What We Do in the Shadows

Both the mockumentary shtick and the compulsion to hurl vampire movies at the screen are running thin, and so even the casually interested viewer might be cautious. But WHAT WE DO IN THE SHADOWS makes good use of both, using both less as a crutch than means to have fun. The movie doesn’t just try to play off of clichés; it is quite clever in presenting them and skewing them so as to earn a genuine laugh from the audience. Take, for example, when, instead of seeing how they look in a mirror, the vampires take turns making sketches of one another.

What We Do in the Shadows

Under the watch of writer-directors Waititi (whose 2003 TWO CARS, ONE NIGHT earned an Oscar nomination for Best Original Short) and Clement, who adapt their own 2006 short, WHAT WE DO IN THE SHADOWS is a consistently funny and astute work that sidesteps the obvious and avoids repetition. They, like the rest of the cast, is confident in what will stick and how to approach the gag, and, with very few exceptions, they’re right.

What We Do in the Shadows

WHAT WE DO IN THE SHADOWS certainly deserves to find an audience.

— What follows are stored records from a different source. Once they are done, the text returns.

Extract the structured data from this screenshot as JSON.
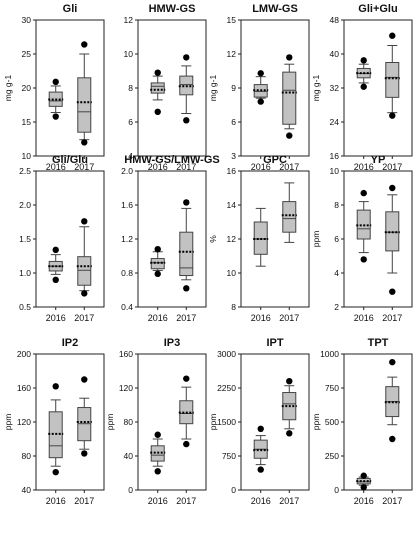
{
  "chart_data": [
    {
      "type": "box",
      "title": "Gli",
      "ylabel": "mg g-1",
      "ylim": [
        10,
        30
      ],
      "yticks": [
        10,
        15,
        20,
        25,
        30
      ],
      "categories": [
        "2016",
        "2017"
      ],
      "boxes": [
        {
          "whisker_low": 16.4,
          "q1": 17.3,
          "median": 18.1,
          "q3": 19.4,
          "whisker_high": 20.3,
          "mean": 18.3,
          "outliers": [
            15.8,
            20.9
          ]
        },
        {
          "whisker_low": 12.4,
          "q1": 13.5,
          "median": 16.5,
          "q3": 21.5,
          "whisker_high": 25.0,
          "mean": 17.9,
          "outliers": [
            12.0,
            26.4
          ]
        }
      ]
    },
    {
      "type": "box",
      "title": "HMW-GS",
      "ylabel": "",
      "ylim": [
        4,
        12
      ],
      "yticks": [
        4,
        6,
        8,
        10,
        12
      ],
      "categories": [
        "2016",
        "2017"
      ],
      "boxes": [
        {
          "whisker_low": 7.3,
          "q1": 7.7,
          "median": 8.1,
          "q3": 8.3,
          "whisker_high": 8.7,
          "mean": 7.9,
          "outliers": [
            6.6,
            8.9
          ]
        },
        {
          "whisker_low": 6.5,
          "q1": 7.6,
          "median": 8.2,
          "q3": 8.7,
          "whisker_high": 9.3,
          "mean": 8.1,
          "outliers": [
            6.1,
            9.8
          ]
        }
      ]
    },
    {
      "type": "box",
      "title": "LMW-GS",
      "ylabel": "mg g-1",
      "ylim": [
        3,
        15
      ],
      "yticks": [
        3,
        6,
        9,
        12,
        15
      ],
      "categories": [
        "2016",
        "2017"
      ],
      "boxes": [
        {
          "whisker_low": 8.1,
          "q1": 8.2,
          "median": 8.7,
          "q3": 9.3,
          "whisker_high": 10.0,
          "mean": 8.8,
          "outliers": [
            7.8,
            10.3
          ]
        },
        {
          "whisker_low": 5.4,
          "q1": 5.8,
          "median": 8.8,
          "q3": 10.4,
          "whisker_high": 11.1,
          "mean": 8.6,
          "outliers": [
            4.8,
            11.7
          ]
        }
      ]
    },
    {
      "type": "box",
      "title": "Gli+Glu",
      "ylabel": "mg g-1",
      "ylim": [
        16,
        48
      ],
      "yticks": [
        16,
        24,
        32,
        40,
        48
      ],
      "categories": [
        "2016",
        "2017"
      ],
      "boxes": [
        {
          "whisker_low": 33.2,
          "q1": 34.4,
          "median": 35.4,
          "q3": 36.6,
          "whisker_high": 37.6,
          "mean": 35.5,
          "outliers": [
            32.3,
            38.5
          ]
        },
        {
          "whisker_low": 26.2,
          "q1": 29.8,
          "median": 34.5,
          "q3": 38.0,
          "whisker_high": 42.0,
          "mean": 34.3,
          "outliers": [
            25.5,
            44.3
          ]
        }
      ]
    },
    {
      "type": "box",
      "title": "Gli/Glu",
      "ylabel": "",
      "ylim": [
        0.5,
        2.5
      ],
      "yticks": [
        0.5,
        1.0,
        1.5,
        2.0,
        2.5
      ],
      "categories": [
        "2016",
        "2017"
      ],
      "boxes": [
        {
          "whisker_low": 0.98,
          "q1": 1.03,
          "median": 1.1,
          "q3": 1.17,
          "whisker_high": 1.27,
          "mean": 1.1,
          "outliers": [
            0.9,
            1.34
          ]
        },
        {
          "whisker_low": 0.74,
          "q1": 0.82,
          "median": 1.04,
          "q3": 1.24,
          "whisker_high": 1.68,
          "mean": 1.1,
          "outliers": [
            0.7,
            1.76
          ]
        }
      ]
    },
    {
      "type": "box",
      "title": "HMW-GS/LMW-GS",
      "ylabel": "",
      "ylim": [
        0.4,
        2.0
      ],
      "yticks": [
        0.4,
        0.8,
        1.2,
        1.6,
        2.0
      ],
      "categories": [
        "2016",
        "2017"
      ],
      "boxes": [
        {
          "whisker_low": 0.83,
          "q1": 0.85,
          "median": 0.92,
          "q3": 0.97,
          "whisker_high": 1.05,
          "mean": 0.92,
          "outliers": [
            0.79,
            1.08
          ]
        },
        {
          "whisker_low": 0.72,
          "q1": 0.77,
          "median": 0.86,
          "q3": 1.28,
          "whisker_high": 1.56,
          "mean": 1.05,
          "outliers": [
            0.62,
            1.63
          ]
        }
      ]
    },
    {
      "type": "box",
      "title": "GPC",
      "ylabel": "%",
      "ylim": [
        8,
        16
      ],
      "yticks": [
        8,
        10,
        12,
        14,
        16
      ],
      "categories": [
        "2016",
        "2017"
      ],
      "boxes": [
        {
          "whisker_low": 10.4,
          "q1": 11.1,
          "median": 12.0,
          "q3": 13.0,
          "whisker_high": 13.8,
          "mean": 12.0,
          "outliers": []
        },
        {
          "whisker_low": 11.8,
          "q1": 12.4,
          "median": 13.2,
          "q3": 14.2,
          "whisker_high": 15.3,
          "mean": 13.4,
          "outliers": []
        }
      ]
    },
    {
      "type": "box",
      "title": "YP",
      "ylabel": "ppm",
      "ylim": [
        2,
        10
      ],
      "yticks": [
        2,
        4,
        6,
        8,
        10
      ],
      "categories": [
        "2016",
        "2017"
      ],
      "boxes": [
        {
          "whisker_low": 5.2,
          "q1": 6.0,
          "median": 6.6,
          "q3": 7.7,
          "whisker_high": 8.2,
          "mean": 6.8,
          "outliers": [
            4.8,
            8.7
          ]
        },
        {
          "whisker_low": 4.0,
          "q1": 5.3,
          "median": 6.4,
          "q3": 7.6,
          "whisker_high": 8.6,
          "mean": 6.4,
          "outliers": [
            2.9,
            9.0
          ]
        }
      ]
    },
    {
      "type": "box",
      "title": "IP2",
      "ylabel": "ppm",
      "ylim": [
        40,
        200
      ],
      "yticks": [
        40,
        80,
        120,
        160,
        200
      ],
      "categories": [
        "2016",
        "2017"
      ],
      "boxes": [
        {
          "whisker_low": 68,
          "q1": 78,
          "median": 92,
          "q3": 132,
          "whisker_high": 146,
          "mean": 106,
          "outliers": [
            61,
            162
          ]
        },
        {
          "whisker_low": 88,
          "q1": 98,
          "median": 118,
          "q3": 137,
          "whisker_high": 148,
          "mean": 120,
          "outliers": [
            83,
            170
          ]
        }
      ]
    },
    {
      "type": "box",
      "title": "IP3",
      "ylabel": "ppm",
      "ylim": [
        0,
        160
      ],
      "yticks": [
        0,
        40,
        80,
        120,
        160
      ],
      "categories": [
        "2016",
        "2017"
      ],
      "boxes": [
        {
          "whisker_low": 28,
          "q1": 34,
          "median": 41,
          "q3": 52,
          "whisker_high": 60,
          "mean": 44,
          "outliers": [
            22,
            65
          ]
        },
        {
          "whisker_low": 60,
          "q1": 78,
          "median": 90,
          "q3": 105,
          "whisker_high": 121,
          "mean": 91,
          "outliers": [
            54,
            131
          ]
        }
      ]
    },
    {
      "type": "box",
      "title": "IPT",
      "ylabel": "ppm",
      "ylim": [
        0,
        3000
      ],
      "yticks": [
        0,
        750,
        1500,
        2250,
        3000
      ],
      "categories": [
        "2016",
        "2017"
      ],
      "boxes": [
        {
          "whisker_low": 560,
          "q1": 700,
          "median": 900,
          "q3": 1100,
          "whisker_high": 1200,
          "mean": 880,
          "outliers": [
            450,
            1350
          ]
        },
        {
          "whisker_low": 1350,
          "q1": 1550,
          "median": 1900,
          "q3": 2150,
          "whisker_high": 2300,
          "mean": 1850,
          "outliers": [
            1250,
            2400
          ]
        }
      ]
    },
    {
      "type": "box",
      "title": "TPT",
      "ylabel": "ppm",
      "ylim": [
        0,
        1000
      ],
      "yticks": [
        0,
        250,
        500,
        750,
        1000
      ],
      "categories": [
        "2016",
        "2017"
      ],
      "boxes": [
        {
          "whisker_low": 35,
          "q1": 45,
          "median": 60,
          "q3": 85,
          "whisker_high": 95,
          "mean": 65,
          "outliers": [
            20,
            105
          ]
        },
        {
          "whisker_low": 480,
          "q1": 540,
          "median": 650,
          "q3": 760,
          "whisker_high": 830,
          "mean": 645,
          "outliers": [
            375,
            940
          ]
        }
      ]
    }
  ]
}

It is one of the more clever entries in either of its targeted genres. How interesting that the most satisfying vampire movie since Sweden’s LET THE RIGHT ONE IN would be a New Zealand comedy.


Video: 1.78:1 in 1080p with MPEG-4 AVC codec. Although the colors are fairly limited (especially in the flat), this is a solid presentation that offers fine details and strong black levels.

Audio: English 5.1 DTS-HD Master Audio. Subtitles in English. Dialogue is clean, the sound effects add atmosphere and the score comes through nicely.

Commentary by Jemaine Clement and Taika Waititi: Fans will enjoy this track, which features Clement and Waititi reflecting on the production.

Behind the Shadows (17:36) collects footage from the set to give viewers a behind-the-scenes look at the production, including a number of scenes being shot.

Video Extras (50:06): There are nine pieces here, which can be viewed separately or as a whole. They are: “Original Short Film,” “Erotic Deacon,” “Viago Sings,” “Vlad Paints,” “Vlad’s Poetry,” “Jackie the Familiar,” “Night Dentist,” “What Stu Does” and “Vampire & Werewolf Dance.”

Interviews (18:35): The following characters are interviewed separately: Deacon, Viago, Vladislav, Police, Werewolves and The Zombie.

Deleted Scenes (31:33): There are 12 here, which can be viewed separately or as a whole. They are: “Let Us In,” “Phone Hypnosis,” “Viago & Deacon,” “My Mate Stu,” “Trade Me,” “Nick’s Victims,” “Stu & Vlad,” “Stu & Witch,” “Nipple Eyes,” “Funeral,” “Stuneral” and “Chaining Stu.”

Promo Videos (6:39): There are six here: “Hobbies,” “Hypnosis,” “Feelings,” “Werewolves,” “Reflections” and “Going Out.”